Tuesday, March 23, 2010

A Wall

I'm so sorry to have been so quiet for a bit.  I really just feel totally overwhelmed by life right now.

Things are somewhat back to normal and yet they aren't.  I haven't seen him in 3 weeks.  I don't expect to be seeing him for awhile longer.  It is, however, nice to be able to talk to him a little more.  He is finally over the horrible H1N1 flu and so I can tell he is handling all the rest of the stuff much better because of it.

k bare commented on my last post that she thought I should not be silent.  I believe her exact words were "fuck silence".  I have been thinking about that.  I'm not sure exactly where I am with it - but it is definitely rolling around in my head a lot right now.

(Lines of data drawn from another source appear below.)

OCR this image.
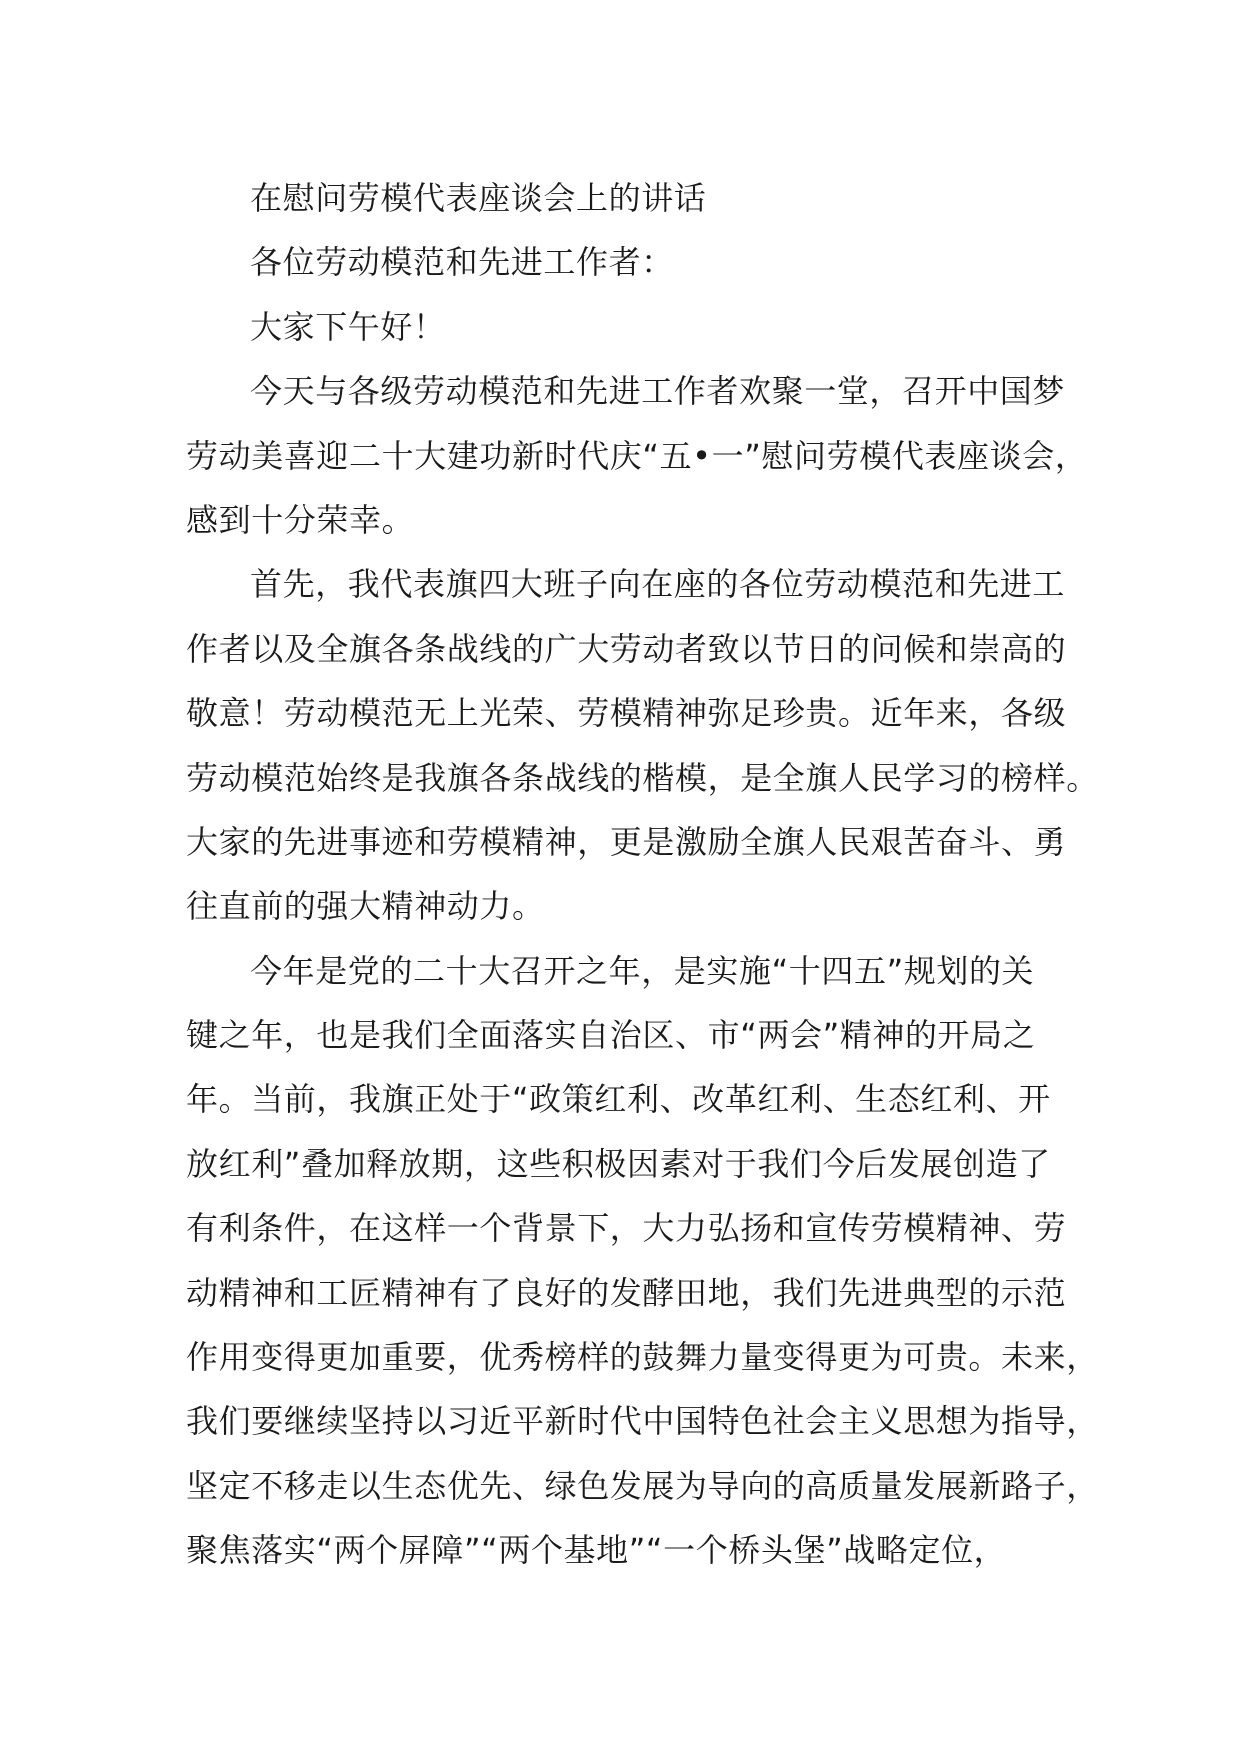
在慰问劳模代表座谈会上的讲话
各位劳动模范和先进工作者：
大家下午好！
今天与各级劳动模范和先进工作者欢聚一堂，召开中国梦
劳动美喜迎二十大建功新时代庆“五•一”慰问劳模代表座谈会，
感到十分荣幸。
首先，我代表旗四大班子向在座的各位劳动模范和先进工
作者以及全旗各条战线的广大劳动者致以节日的问候和崇高的
敬意！劳动模范无上光荣、劳模精神弥足珍贵。近年来，各级
劳动模范始终是我旗各条战线的楷模，是全旗人民学习的榜样。
大家的先进事迹和劳模精神，更是激励全旗人民艰苦奋斗、勇
往直前的强大精神动力。
今年是党的二十大召开之年，是实施“十四五”规划的关
键之年，也是我们全面落实自治区、市“两会”精神的开局之
年。当前，我旗正处于“政策红利、改革红利、生态红利、开
放红利”叠加释放期，这些积极因素对于我们今后发展创造了
有利条件，在这样一个背景下，大力弘扬和宣传劳模精神、劳
动精神和工匠精神有了良好的发酵田地，我们先进典型的示范
作用变得更加重要，优秀榜样的鼓舞力量变得更为可贵。未来，
我们要继续坚持以习近平新时代中国特色社会主义思想为指导，
坚定不移走以生态优先、绿色发展为导向的高质量发展新路子，
聚焦落实“两个屏障”“两个基地”“一个桥头堡”战略定位，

A lot has changed in the last month.  I'm still trying to put my finger on it exactly.  I think it comes down to fear for me.  We had an incident a week before all hell broke loose.  An incident that left us each needing from each other the exact opposite.  He needed space, time, just for a day.  I needed him close, reassuring, immediately.  But he spoke first, and in my hurt and fear and sadness, I didn't speak up about what I needed.  I stepped away silently for that day.  When we talked about it later, it was abundantly clear to me that a whole new set of walls that had never been there before had suddenly gone up.  There was not time to deal with that before his wife found his cell phone.

The result it seems, is that my walls are built higher and stronger than they have ever been in our relationship.  He does not have the ability to deal with those walls right now - he has to deal with his family.

And so things are very different now.  Maybe it is a good different.  Maybe it isn't.  I'm pretty sure he is still too self involved (which at the moment he should be) to even be able to see that they are there.

The wall is built and is growing daily.  It isn't insurmountable - but it is getting bigger.  I am afraid to stop building it.  I am more afraid of him not tearing it back down.